What is keyboard ghosting and how does this tool detect it?

Ghosting occurs when a key press is not registered because other specific keys are held simultaneously—due to hardware matrix limitations. This tool tracks the set of currently-held keys and flags any chord where an expected keydown event was missing while 2+ other keys were already down. It also counts spurious (phantom) keypresses.

What is key chatter (bouncing)?

Key chatter (or bounce) is a hardware issue where a single physical key press produces multiple keydown/keyup events in rapid succession—typically within 5–30 ms. This tool detects chatter by watching for down→up or up→down transitions for the same key within the configured debounce window.

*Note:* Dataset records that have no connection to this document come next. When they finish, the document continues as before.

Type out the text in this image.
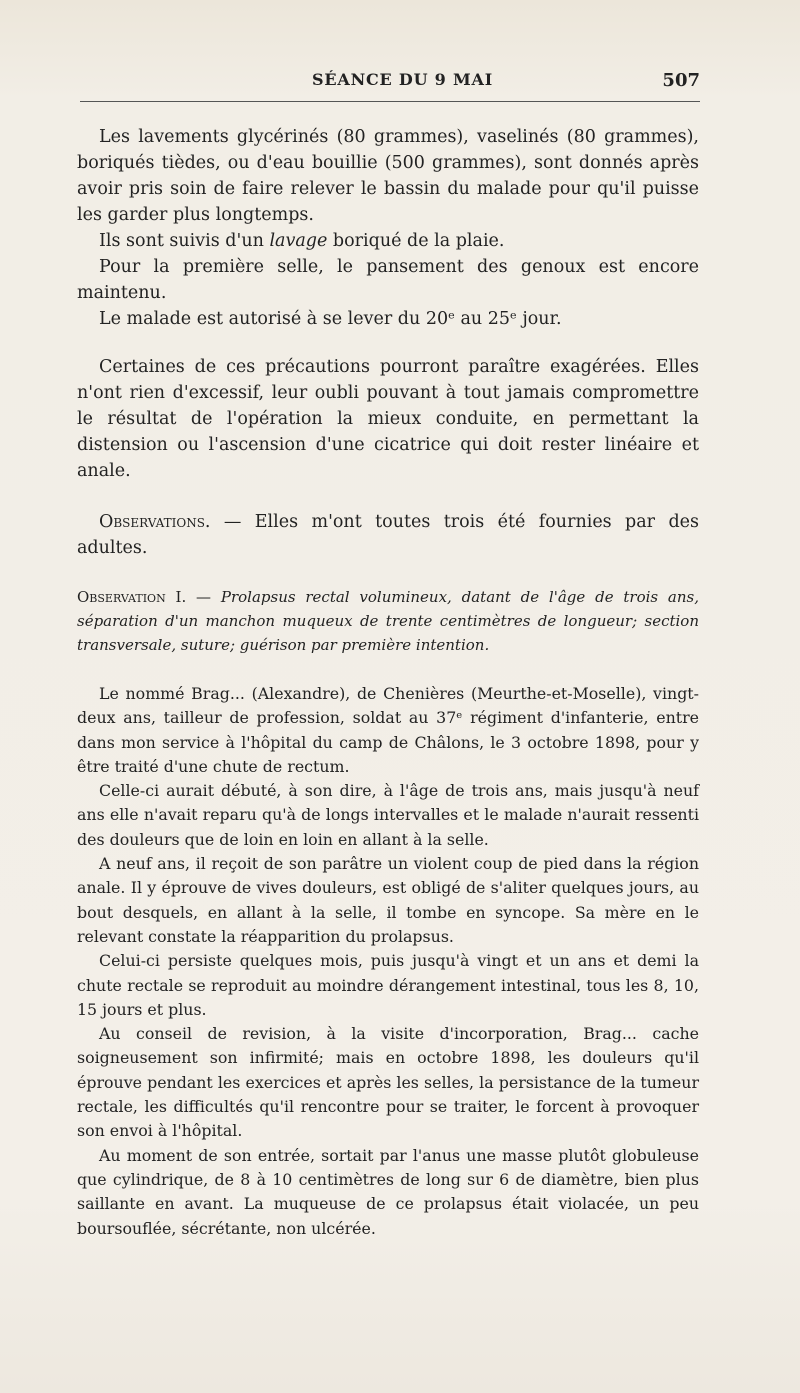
SÉANCE DU 9 MAI	507

Les lavements glycérinés (80 grammes), vaselinés (80 grammes), boriqués tièdes, ou d'eau bouillie (500 grammes), sont donnés après avoir pris soin de faire relever le bassin du malade pour qu'il puisse les garder plus longtemps.

Ils sont suivis d'un lavage boriqué de la plaie.

Pour la première selle, le pansement des genoux est encore maintenu.

Le malade est autorisé à se lever du 20ᵉ au 25ᵉ jour.

Certaines de ces précautions pourront paraître exagérées. Elles n'ont rien d'excessif, leur oubli pouvant à tout jamais compromettre le résultat de l'opération la mieux conduite, en permettant la distension ou l'ascension d'une cicatrice qui doit rester linéaire et anale.

Observations. — Elles m'ont toutes trois été fournies par des adultes.

Observation I. — Prolapsus rectal volumineux, datant de l'âge de trois ans, séparation d'un manchon muqueux de trente centimètres de longueur; section transversale, suture; guérison par première intention.

Le nommé Brag... (Alexandre), de Chenières (Meurthe-et-Moselle), vingt-deux ans, tailleur de profession, soldat au 37ᵉ régiment d'infanterie, entre dans mon service à l'hôpital du camp de Châlons, le 3 octobre 1898, pour y être traité d'une chute de rectum.

Celle-ci aurait débuté, à son dire, à l'âge de trois ans, mais jusqu'à neuf ans elle n'avait reparu qu'à de longs intervalles et le malade n'aurait ressenti des douleurs que de loin en loin en allant à la selle.

A neuf ans, il reçoit de son parâtre un violent coup de pied dans la région anale. Il y éprouve de vives douleurs, est obligé de s'aliter quelques jours, au bout desquels, en allant à la selle, il tombe en syncope. Sa mère en le relevant constate la réapparition du prolapsus.

Celui-ci persiste quelques mois, puis jusqu'à vingt et un ans et demi la chute rectale se reproduit au moindre dérangement intestinal, tous les 8, 10, 15 jours et plus.

Au conseil de revision, à la visite d'incorporation, Brag... cache soigneusement son infirmité; mais en octobre 1898, les douleurs qu'il éprouve pendant les exercices et après les selles, la persistance de la tumeur rectale, les difficultés qu'il rencontre pour se traiter, le forcent à provoquer son envoi à l'hôpital.

Au moment de son entrée, sortait par l'anus une masse plutôt globuleuse que cylindrique, de 8 à 10 centimètres de long sur 6 de diamètre, bien plus saillante en avant. La muqueuse de ce prolapsus était violacée, un peu boursouflée, sécrétante, non ulcérée.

How accurate are the timing measurements?

All timestamps use performance.now() which gives sub-millisecond resolution. However, the OS keyboard driver, USB polling rate (125–8000 Hz), browser event loop, and tab throttling all introduce latency. Treat metrics like repeat rate and inter-key delay as indicative rather than exact hardware measurements.

Is it safe to use this tool? Does it record my keystrokes?

Completely safe. All processing happens entirely in your browser—no data is ever sent to a server. Keystrokes exist only in memory while the tool is open, and are cleared when you reset or leave the page. The tool's only output is statistics and displays shown directly to you.